(From an ointment, and a nut,) myrobalans, a dried fruit of the plum kind, brought from the East Indies, of which three kinds are brought fron Bengal, faba Bengalensis, Cambaia, and Malabarica. (See Adipsos.) They have been recommended as somewhat astringent and tonic, but are not now in use. Myrobalanus means nux, or glans unguentaria, a nut or acorn, fit for making precious ointments; for from the myrobalans described by Dioscorides, Pliny, and Galen, they used to express a fragrant oil used in ointments. All the different kinds, which we hasten to describe, are probably varieties of the jihyllanthus emblica Lin. Sp. Pi. 1393.
Myrobalani bellirici, belleregi, bellegu, belliric myrobalans, are of a yellowish grey colour, and an irregularly roundish or oblong figure, about an inch long, and three quarters of an inch thick.
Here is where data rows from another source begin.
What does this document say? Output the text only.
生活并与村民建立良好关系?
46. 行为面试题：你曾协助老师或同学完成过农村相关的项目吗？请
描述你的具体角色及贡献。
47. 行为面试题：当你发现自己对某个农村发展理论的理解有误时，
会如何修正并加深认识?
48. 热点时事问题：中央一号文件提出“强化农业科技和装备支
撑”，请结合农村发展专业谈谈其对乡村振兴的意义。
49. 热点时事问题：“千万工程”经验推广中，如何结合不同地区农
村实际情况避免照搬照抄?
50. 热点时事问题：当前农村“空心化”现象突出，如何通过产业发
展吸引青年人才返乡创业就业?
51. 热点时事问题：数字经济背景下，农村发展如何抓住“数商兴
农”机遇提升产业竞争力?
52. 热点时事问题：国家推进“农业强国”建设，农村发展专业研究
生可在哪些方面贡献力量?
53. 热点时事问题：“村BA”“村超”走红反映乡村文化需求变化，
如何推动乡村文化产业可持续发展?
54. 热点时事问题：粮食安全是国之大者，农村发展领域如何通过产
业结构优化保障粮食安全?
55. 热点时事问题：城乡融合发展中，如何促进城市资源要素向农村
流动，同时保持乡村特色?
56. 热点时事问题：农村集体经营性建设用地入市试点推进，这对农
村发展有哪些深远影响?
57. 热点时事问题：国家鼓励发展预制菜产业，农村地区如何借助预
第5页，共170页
Myrobalani chebulae resemble the yellow sort in their figure and ridges, but are larger and darker coloured, inclining to brown or blackish, and with a thicker pulp.
Myrobalani citrini, vel flavi, are somewhat longer than the belliric, have generally five large longitudinal ridges, and as many smaller between them, somewhat pointed at both ends.
Myrobalani emblici, ambegu, are of a dark, blackish grey colour, roundish, about half an inch thick, with six hexagonal faces opening from one another.
Myrobalani Indici, vel nigri, asuar, are of a deep black colour, oblong, octangular, differing from all the others in having only the rudiments of a stone, and supposed to have been gathered before maturity.
All the sorts have an unpleasant, bitterish, austere taste, strike a black colour with a solution of vitriol, contain tanin, are gently purgative and astringent. The dose in substante is from 3 i. to ss. in infusion or decoctions from ss. to i. ss. Water extracts their styptic virtue, and the extract is astringent. The faba Bengalensis, or the Bengal bean, is an abortive fruit of the myrobalans, round, flattish, wrinkled, and of the size of a small fig, hollow in the middle, of an irregular shape, hard, tough, brown outwardly, and blackish within, of but little smell, but an austere and astringent taste. It is vitiated by the puncture of an insect, by which it is often hollowed like a gall; but is a powerful astringent, and is said to be demulcent. See Raii Historia; Tour-nefort's Materia Medica.